8. Relaxis Vibration Pads
The Relaxis vibration pad is similar to a pneumatic compression device. It can help you sleep better at night to reduce the fatiguing effects of restless legs. All you have to do is place the pad on your leg and set it to the right setting. It’ll turn itself on and off as needed.
The way that Relaxis works is that it offers a counter to the stimulation caused by RLS. It balances out the stimulation caused by RLS so that you don’t feel them. Relaxis is actually the only device authorized for RLS by the FDA. This does mean that it can only be purchased on a prescription though.

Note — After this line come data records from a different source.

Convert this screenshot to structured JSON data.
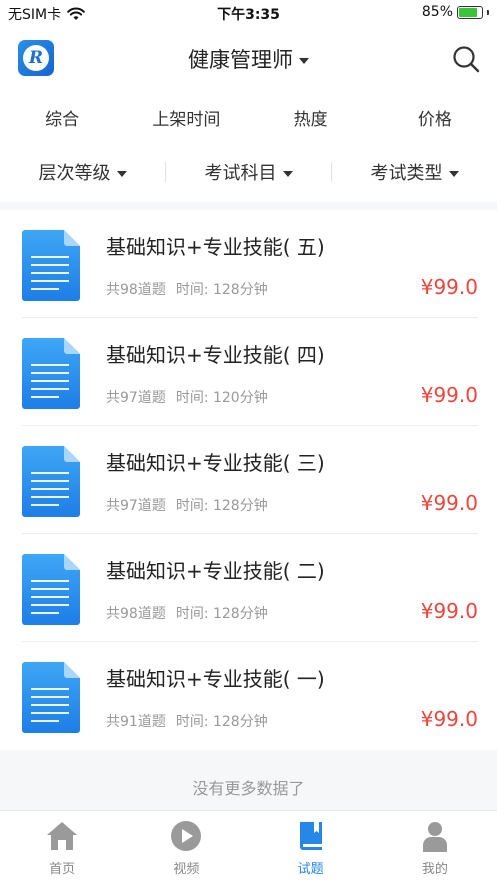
{
  "status_bar": {
    "carrier": "无SIM卡",
    "time": "下午3:35",
    "battery": "85%",
    "battery_level": 0.85
  },
  "nav": {
    "logo_letter": "R",
    "title": "健康管理师"
  },
  "sort_tabs": [
    "综合",
    "上架时间",
    "热度",
    "价格"
  ],
  "filters": [
    "层次等级",
    "考试科目",
    "考试类型"
  ],
  "items": [
    {
      "title": "基础知识+专业技能( 五)",
      "count": "共98道题",
      "time": "时间: 128分钟",
      "price": "¥99.0"
    },
    {
      "title": "基础知识+专业技能( 四)",
      "count": "共97道题",
      "time": "时间: 120分钟",
      "price": "¥99.0"
    },
    {
      "title": "基础知识+专业技能( 三)",
      "count": "共97道题",
      "time": "时间: 128分钟",
      "price": "¥99.0"
    },
    {
      "title": "基础知识+专业技能( 二)",
      "count": "共98道题",
      "time": "时间: 128分钟",
      "price": "¥99.0"
    },
    {
      "title": "基础知识+专业技能( 一)",
      "count": "共91道题",
      "time": "时间: 128分钟",
      "price": "¥99.0"
    }
  ],
  "no_more_text": "没有更多数据了",
  "tab_bar": [
    {
      "label": "首页",
      "icon": "home-icon"
    },
    {
      "label": "视频",
      "icon": "video-icon"
    },
    {
      "label": "试题",
      "icon": "book-icon",
      "active": true
    },
    {
      "label": "我的",
      "icon": "user-icon"
    }
  ],
  "colors": {
    "accent": "#2787e8",
    "price": "#f0453b",
    "muted": "#999999",
    "battery_green": "#3ac43a"
  }
}
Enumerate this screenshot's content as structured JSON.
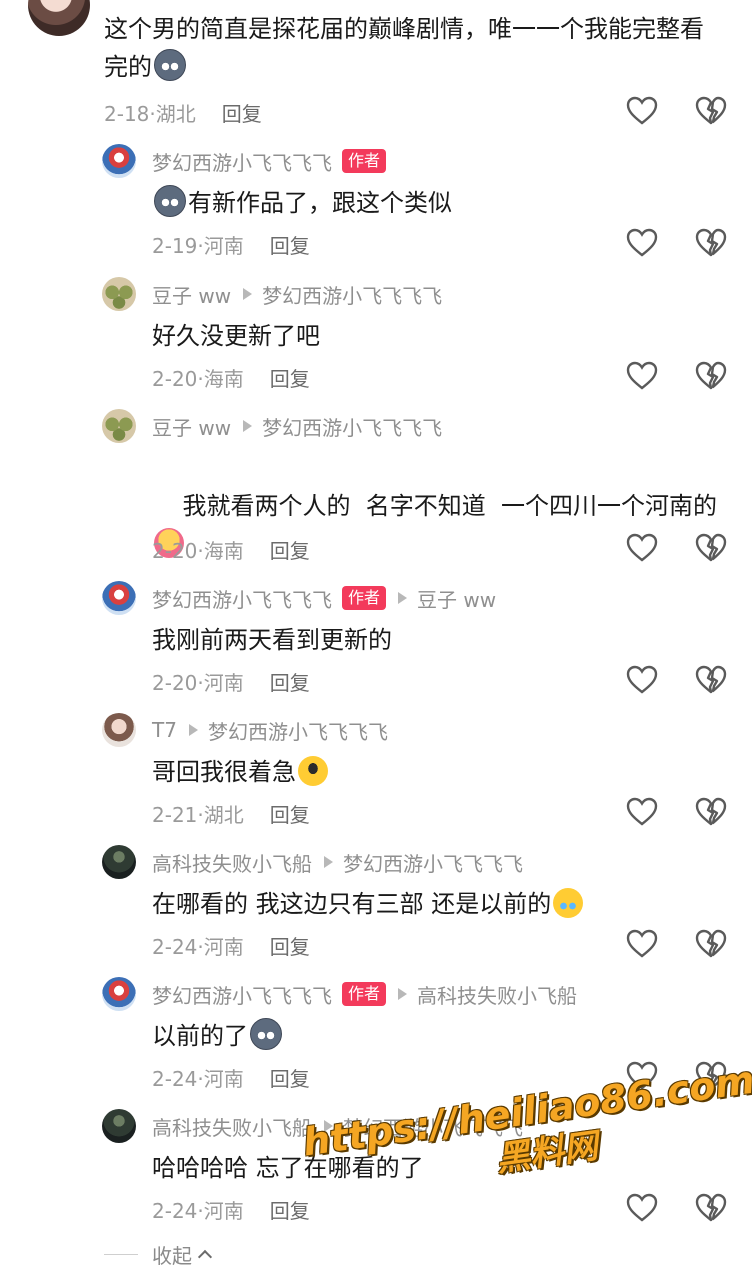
{
  "top_comment": {
    "text": "这个男的简直是探花届的巅峰剧情，唯一一个我能完整看完的",
    "date": "2-18",
    "location": "湖北",
    "reply_label": "回复",
    "emoji": "husky-emoji"
  },
  "replies": [
    {
      "user": "梦幻西游小飞飞飞飞",
      "is_author": true,
      "author_label": "作者",
      "reply_to": "",
      "text": "有新作品了，跟这个类似",
      "emoji_before": "husky-emoji",
      "date": "2-19",
      "location": "河南",
      "reply_label": "回复"
    },
    {
      "user": "豆子 ww",
      "is_author": false,
      "reply_to": "梦幻西游小飞飞飞飞",
      "text": "好久没更新了吧",
      "date": "2-20",
      "location": "海南",
      "reply_label": "回复"
    },
    {
      "user": "豆子 ww",
      "is_author": false,
      "reply_to": "梦幻西游小飞飞飞飞",
      "text": "我就看两个人的  名字不知道  一个四川一个河南的",
      "emoji_after": "hug-emoji",
      "date": "2-20",
      "location": "海南",
      "reply_label": "回复"
    },
    {
      "user": "梦幻西游小飞飞飞飞",
      "is_author": true,
      "author_label": "作者",
      "reply_to": "豆子 ww",
      "text": "我刚前两天看到更新的",
      "date": "2-20",
      "location": "河南",
      "reply_label": "回复"
    },
    {
      "user": "T7",
      "is_author": false,
      "reply_to": "梦幻西游小飞飞飞飞",
      "text": "哥回我很着急",
      "emoji_after": "cool-emoji",
      "date": "2-21",
      "location": "湖北",
      "reply_label": "回复"
    },
    {
      "user": "高科技失败小飞船",
      "is_author": false,
      "reply_to": "梦幻西游小飞飞飞飞",
      "text": "在哪看的 我这边只有三部 还是以前的",
      "emoji_after": "crying-emoji",
      "date": "2-24",
      "location": "河南",
      "reply_label": "回复"
    },
    {
      "user": "梦幻西游小飞飞飞飞",
      "is_author": true,
      "author_label": "作者",
      "reply_to": "高科技失败小飞船",
      "text": "以前的了",
      "emoji_after": "husky-emoji",
      "date": "2-24",
      "location": "河南",
      "reply_label": "回复"
    },
    {
      "user": "高科技失败小飞船",
      "is_author": false,
      "reply_to": "梦幻西游小飞飞飞飞",
      "text": "哈哈哈哈 忘了在哪看的了",
      "date": "2-24",
      "location": "河南",
      "reply_label": "回复"
    }
  ],
  "collapse_label": "收起",
  "watermark": {
    "url": "https://heiliao86.com",
    "text": "黑料网"
  },
  "colors": {
    "author_tag": "#f33a5b",
    "meta_text": "#9a9a9a",
    "watermark": "#f5a623"
  }
}
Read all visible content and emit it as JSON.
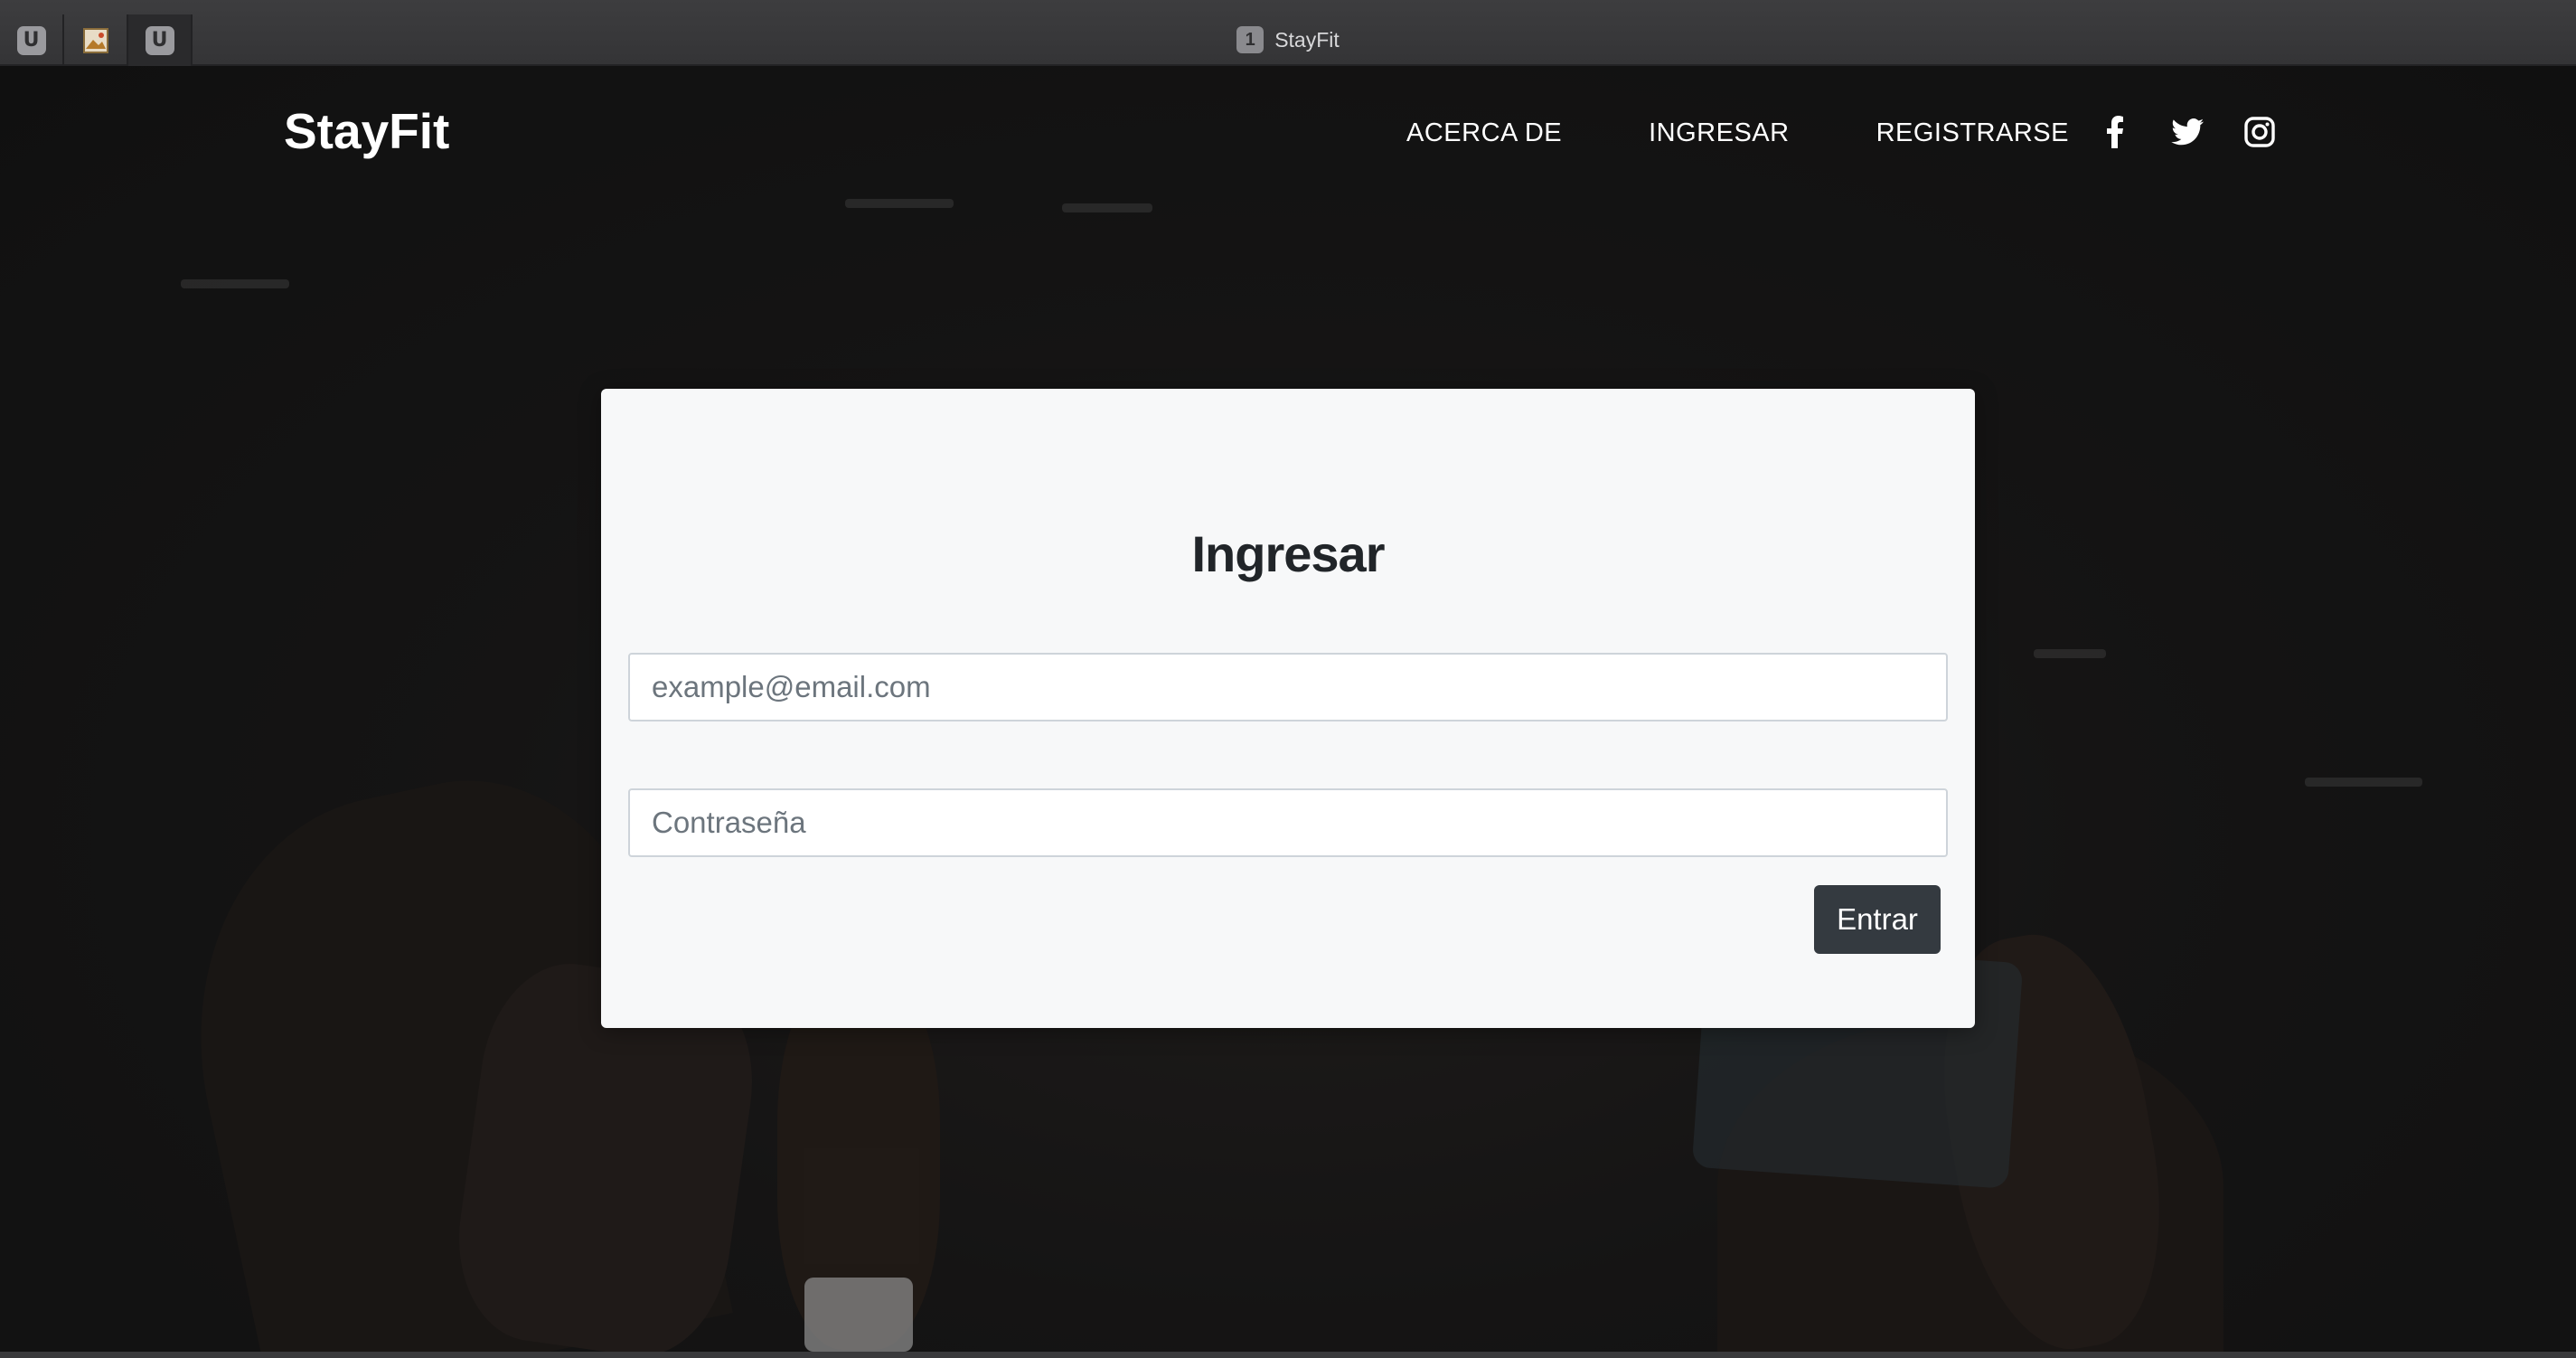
{
  "browser": {
    "tabs": [
      {
        "icon": "u-letter-icon",
        "label": "U"
      },
      {
        "icon": "image-favicon",
        "label": ""
      },
      {
        "icon": "u-letter-icon",
        "label": "U"
      }
    ],
    "window_title": "StayFit",
    "window_badge": "1"
  },
  "navbar": {
    "brand": "StayFit",
    "links": [
      "ACERCA DE",
      "INGRESAR",
      "REGISTRARSE"
    ],
    "social": [
      "facebook-icon",
      "twitter-icon",
      "instagram-icon"
    ]
  },
  "login": {
    "title": "Ingresar",
    "email_placeholder": "example@email.com",
    "password_placeholder": "Contraseña",
    "submit_label": "Entrar"
  },
  "colors": {
    "card_bg": "#f7f8f9",
    "button_bg": "#343a40",
    "nav_text": "#ffffff"
  }
}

Talk to your doctor about the Relaxis vibration pad to see if it is worth it for you. It might not treat the symptoms themselves, but it does provide some RLS relief for sufferers. Also check to see if the device is covered by your insurance, which will help to deal with the high cost.
9. Take Immediate Action
Sometimes symptoms will still flare up no matter how many preventative measures you take. There are some things you can do to get immediate relief if that happens. The first thing to do is to just give in and move around a little. Not moving will only make things worse in the long run. Get up, walk around your bed, and lie back down.
Another thing to try is distracting yourself. Get your attention away from what’s happening in your muscles with an activity or a game. Solve a puzzle or read a book. Find a proactive way to stimulate your brain and take your mind off of things.
It can help to do some stretching when symptoms flare up. Stretch your calves, rotate your ankles, or do some yoga. Light exercise not only keeps symptoms at bay but also provides relief from RLS when you need it the most. The same applies to pressure. Wear compression socks or have a leg massage and see if that helps.
RLS causes all manner of problems, from discomfort to sleeping issues and trouble functioning normally. It’s important to know how to manage the symptoms and what treatments – if any – are available. Start out by trying some of these options and talk to your doctor if you need any extra help.
A doctor can offer you more information about restless legs syndrome and help you put together an effective treatment plan built around you. It could take a little trial and error to find the perfect approach for you but you can – and will – find relief.